“billions of rows * millions of columns * thousands of versions = terabytes or petabytes of storage” (The HBase project)
Apache HBase is an open source implementation of Google’s BigTable. It is built atop Apache Hadoop and is tightly integrated with it. It is a good choice for applications requiring fast random access to very large amounts of data.
HBase stores data in a form of a distributed sorted multidimensional persistence maps called Tables. The table terminology makes it easier for people coming from the relational data management world to abstract data organization in HBase. HBase is designed to manage tables with billions of rows and millions of columns.
HBase data model consists of tables containing rows. Data is organized into column families grouping columns in each row. This is where similarities between HBase and relational databases end. Now we will explain what is under the HBase table/rows/column families/columns hood.
This is to summarize an HBase table’s mappings:
- a row key maps to a list of column families
- a column family maps to a list of column qualifiers (columns)

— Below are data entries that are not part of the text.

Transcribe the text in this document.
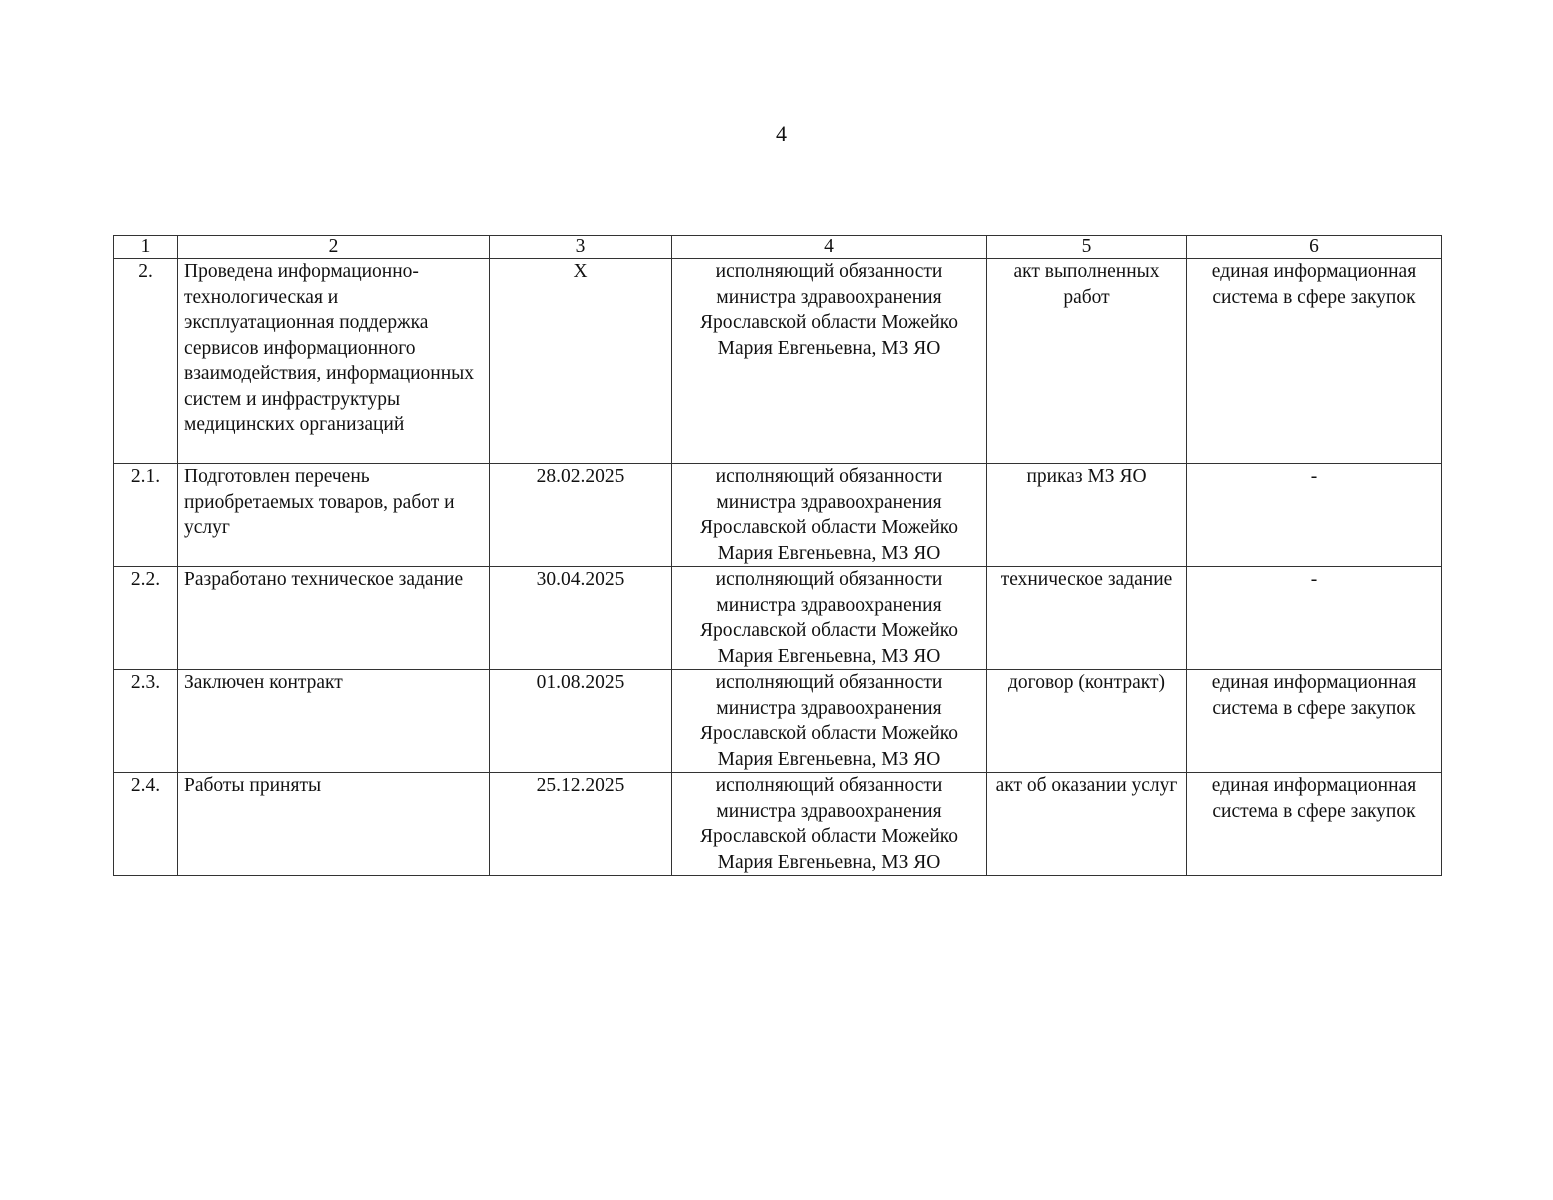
4
1	2	3	4	5	6
2.	Проведена информационно-технологическая и эксплуатационная поддержка сервисов информационного взаимодействия, информационных систем и инфраструктуры медицинских организаций	Х	исполняющий обязанности министра здравоохранения Ярославской области Можейко Мария Евгеньевна, МЗ ЯО	акт выполненных работ	единая информационная система в сфере закупок
2.1.	Подготовлен перечень приобретаемых товаров, работ и услуг	28.02.2025	исполняющий обязанности министра здравоохранения Ярославской области Можейко Мария Евгеньевна, МЗ ЯО	приказ МЗ ЯО	-
2.2.	Разработано техническое задание	30.04.2025	исполняющий обязанности министра здравоохранения Ярославской области Можейко Мария Евгеньевна, МЗ ЯО	техническое задание	-
2.3.	Заключен контракт	01.08.2025	исполняющий обязанности министра здравоохранения Ярославской области Можейко Мария Евгеньевна, МЗ ЯО	договор (контракт)	единая информационная система в сфере закупок
2.4.	Работы приняты	25.12.2025	исполняющий обязанности министра здравоохранения Ярославской области Можейко Мария Евгеньевна, МЗ ЯО	акт об оказании услуг	единая информационная система в сфере закупок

- a column qualifier maps to a list of timestamps (versions)
- a timestamp maps to a value (the cell itself)
Based on this you will get the following:
- if you are retrieving data that a row key maps to, you’d get data from all column families related to the row that the row key identifies
- if you are retrieving data which a particular column family maps to, you’d get all column qualifiers and associated data (maps with timestamps as keys and corresponding values)
- if you are retrieving data that a particular column qualifier maps to, you’d get all timestamps (versions) for that column qualifier and all associated values.
Tables are declared up front at schema definition time. Row keys are arrays of bytes and they are lexicographically sorted with the lowest order appearing first.
HBASE returns the latest version of data by default but you can ask for multiple versions in your query. HBase returns data sorted first by the row key values, then by column family, column qualifier and finally by the timestamp value, with the most recent data returned first.
What is a multidimensional map?
A map is an abstract data type that represents a collection of key-value pairs. This is how it looks like presented in JSON:
{ "name": “Baruch Spinoza", "email": "baruch.spinoza@spinozahome.com" }
We can think about a multidimensional map as a map of maps. For example:
{ "rowkey1": {"cf11": {"column111": {"version1111": value1111, "version1112": value1112}, "column112": {"version1121": value1121, "version1122": value1122, "version1123": value1123, "version1124": value1124}, "column113": {"version1131": value1131} }, "cf12": {"column121": {"version1211": value1211}, "column122": {"version1221": value1221}, "version1222": value1222} } }, "rowkey2": {"cf11": {"column111": {"version2111": value2111, "version2112": value2112}, "column112": {"version2121": value2121, "version2122": value2122, "version2123": value 2123, "version2124": value2124} }, "cf12": {"column121": {"version2211": value2211}, "column122": {"version2221": value2221} } } }
In the example above, each key (“rowkey1″,”rowkey2”) points to a map with exactly two keys, “cf11” and “cf12”.
We call the top level key/value pair rows.
The “cf11” and “cf12” mappings are Column Families.
How is it distributed?
HBase is built upon distributed filesystems with file storage distributed across commodity machines. The distributed file systems HBase works with include
- Hadoop’s Distributed File System (HDFS) and
- Amazon’s Simple Storage Service (SS3).
HDFS provides a scalable and replicated storage layer for HBase. It guarantees that data is never lost by writing the changes across a configurable number of physical servers.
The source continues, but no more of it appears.